To improve the total capacity of the system in a downlink context, i.e. in the transmission spots of the satellite antenna, the paper by O. Vidal et al., entitled “Fractional Frequency Reuse in fixed Broadband High Throughput Satellite systems” published in Proceedings of 31st AIAA International Communication Satellite Systems Conference, Oct. 14-17, 2013, Florence, Italy, describes a solution that increases the bandwidth used per spot for each of the spots of a coverage. This solution exploits fractional frequency re-use (FFR) schemes that are used in terrestrial mobile networks such as WiMAX and LTE networks. The FFR technique applied in a satellite radiocommunication system in the context of the downlink is a frequency re-use technique that covers the standard patterns of colours, i.e. three, four, seven, twelve colours, for example, combining them with more dense frequency re-use schemes within each beam. The paper by O. Vidal describes with no limitation of its general applicability a classic 7-FR re-use scheme employing seven colours combined with a 1-FR scheme of total re-use of one sub-band. In this configuration, the sub-band F0 of the 1-FR scheme and the sub-bands Fi of the 7-FR scheme are in permanent use in their allocation beams but anywhere within the coverage and the ratio C/I observed in the sub-band Fi will be greater than the ratio C/I observed in the sub-band F0 because of a lower re-use factor for the sub-band F0.

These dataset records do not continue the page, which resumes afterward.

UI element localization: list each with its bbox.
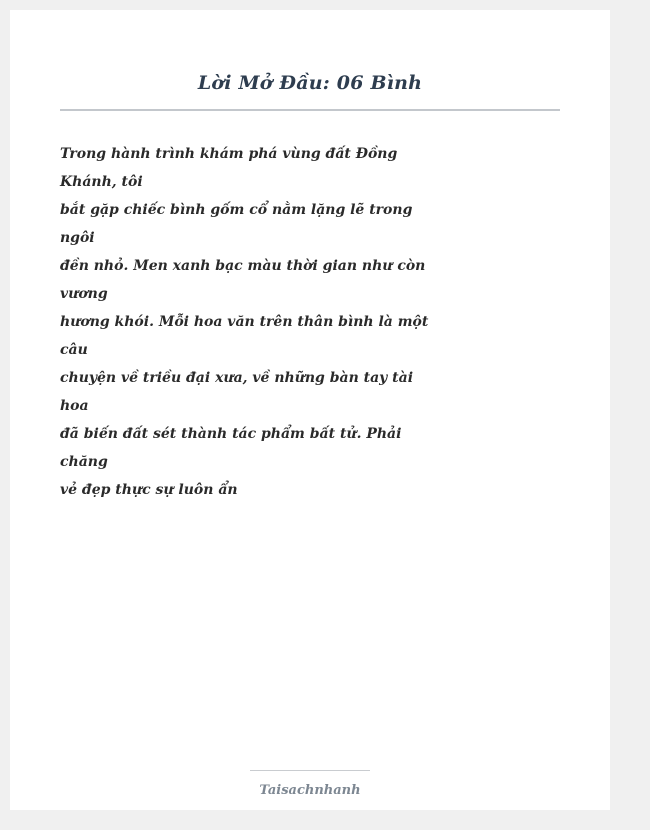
- body-line: hoa: [60, 398, 89, 414]
- page-title: Lời Mở Đầu: 06 Bình: [197, 72, 423, 94]
- body-line: đền nhỏ. Men xanh bạc màu thời gian như còn: [60, 258, 426, 274]
- body-line: Trong hành trình khám phá vùng đất Đồng: [60, 146, 398, 162]
- footer-brand: Taisachnhanh: [259, 783, 361, 798]
- title-divider: [60, 109, 560, 111]
- body-line: bắt gặp chiếc bình gốm cổ nằm lặng lẽ trong: [60, 202, 413, 218]
- body-line: Khánh, tôi: [60, 174, 143, 190]
- body-line: ngôi: [60, 230, 95, 246]
- body-line: chuyện về triều đại xưa, về những bàn tay tài: [60, 370, 414, 386]
- body-text: [60, 140, 429, 504]
- body-line: đã biến đất sét thành tác phẩm bất tử. Phải: [60, 426, 402, 442]
- body-line: chăng: [60, 454, 108, 470]
- body-line: câu: [60, 342, 88, 358]
- body-line: vẻ đẹp thực sự luôn ẩn: [60, 482, 238, 498]
- footer-divider: [250, 770, 370, 771]
- body-line: hương khói. Mỗi hoa văn trên thân bình là một: [60, 314, 429, 330]
- document-page: [10, 10, 610, 810]
- body-line: vương: [60, 286, 108, 302]
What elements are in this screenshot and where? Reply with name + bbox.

To improve the total capacity of the system and in an uplink context, i.e. in the reception spots of the satellite antenna, the paper by F. Meng et al., entitled “Comparison of Frequency Reuse Schemes in OFDMA based Multi-beam Satellite Communications” published in Proceedings of 29th AIAA International Communications Satellite Systems Conference, 28 Nov.-1 Dec. 2011 Nara, Japan describes a solution that increases the bandwidth used per reception spot for each of the reception spots of a coverage in the form of a first configuration and a second configuration.
In the first configuration, a common frequency sub-band is allocated in an inner zone of each spot in accordance with a 1-FR scheme of total re-use of a sub-band, and in combination therewith a classic 3-FR three-colour re-use scheme applied to different sub-bands of the common sub-band is used for the peripheral zones of the reception spots, each peripheral spot having a peripheral zone surrounding its inner zone. Note that this sharing of resources on the uplink between an inner zone and a peripheral zone for each reception spot is made possible by virtue of a geo-location functionality installed in each user terminal enabling it to determine in which spot and in which zone it is located (the inner zone or the peripheral zone).

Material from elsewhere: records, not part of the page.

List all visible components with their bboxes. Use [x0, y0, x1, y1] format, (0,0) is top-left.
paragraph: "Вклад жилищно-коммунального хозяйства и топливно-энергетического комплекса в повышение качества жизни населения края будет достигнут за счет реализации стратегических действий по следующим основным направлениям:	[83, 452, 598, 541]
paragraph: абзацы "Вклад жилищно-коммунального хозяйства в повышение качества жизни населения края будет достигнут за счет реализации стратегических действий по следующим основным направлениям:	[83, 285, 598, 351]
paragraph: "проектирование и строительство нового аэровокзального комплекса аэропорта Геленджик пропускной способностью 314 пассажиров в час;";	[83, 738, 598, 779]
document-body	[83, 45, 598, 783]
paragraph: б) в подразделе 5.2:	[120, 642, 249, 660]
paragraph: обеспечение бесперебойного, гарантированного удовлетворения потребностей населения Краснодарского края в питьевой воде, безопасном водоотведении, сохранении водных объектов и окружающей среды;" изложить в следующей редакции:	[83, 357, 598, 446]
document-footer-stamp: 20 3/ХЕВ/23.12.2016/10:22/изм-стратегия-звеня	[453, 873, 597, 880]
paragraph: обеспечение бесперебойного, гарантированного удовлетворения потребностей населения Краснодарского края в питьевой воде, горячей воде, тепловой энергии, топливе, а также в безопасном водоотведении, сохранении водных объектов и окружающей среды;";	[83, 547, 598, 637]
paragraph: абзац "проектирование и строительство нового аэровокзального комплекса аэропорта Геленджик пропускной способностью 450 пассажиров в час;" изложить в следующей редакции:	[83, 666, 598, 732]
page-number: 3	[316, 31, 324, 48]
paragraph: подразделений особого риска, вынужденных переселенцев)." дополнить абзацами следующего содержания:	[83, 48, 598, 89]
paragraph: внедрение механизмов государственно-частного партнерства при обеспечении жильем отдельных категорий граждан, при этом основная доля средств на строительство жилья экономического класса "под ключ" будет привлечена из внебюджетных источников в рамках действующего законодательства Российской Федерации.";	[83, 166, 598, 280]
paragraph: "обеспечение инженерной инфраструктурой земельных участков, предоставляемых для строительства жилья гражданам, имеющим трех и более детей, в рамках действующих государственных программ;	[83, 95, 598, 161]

The second configuration is identical to the first configuration except that, for a given reception spot, not only is the band common to all the spots allocated to its inner zone, but also it is allocated the sub-bands of the peripheral zones of the adjacent spots.
Although the two configurations described make it possible to increase the capacity of the system, this increase remains limited, when the size of the inner zones and of the common sub-band increases, because of the interference generated by the inner zones of the adjacent spots.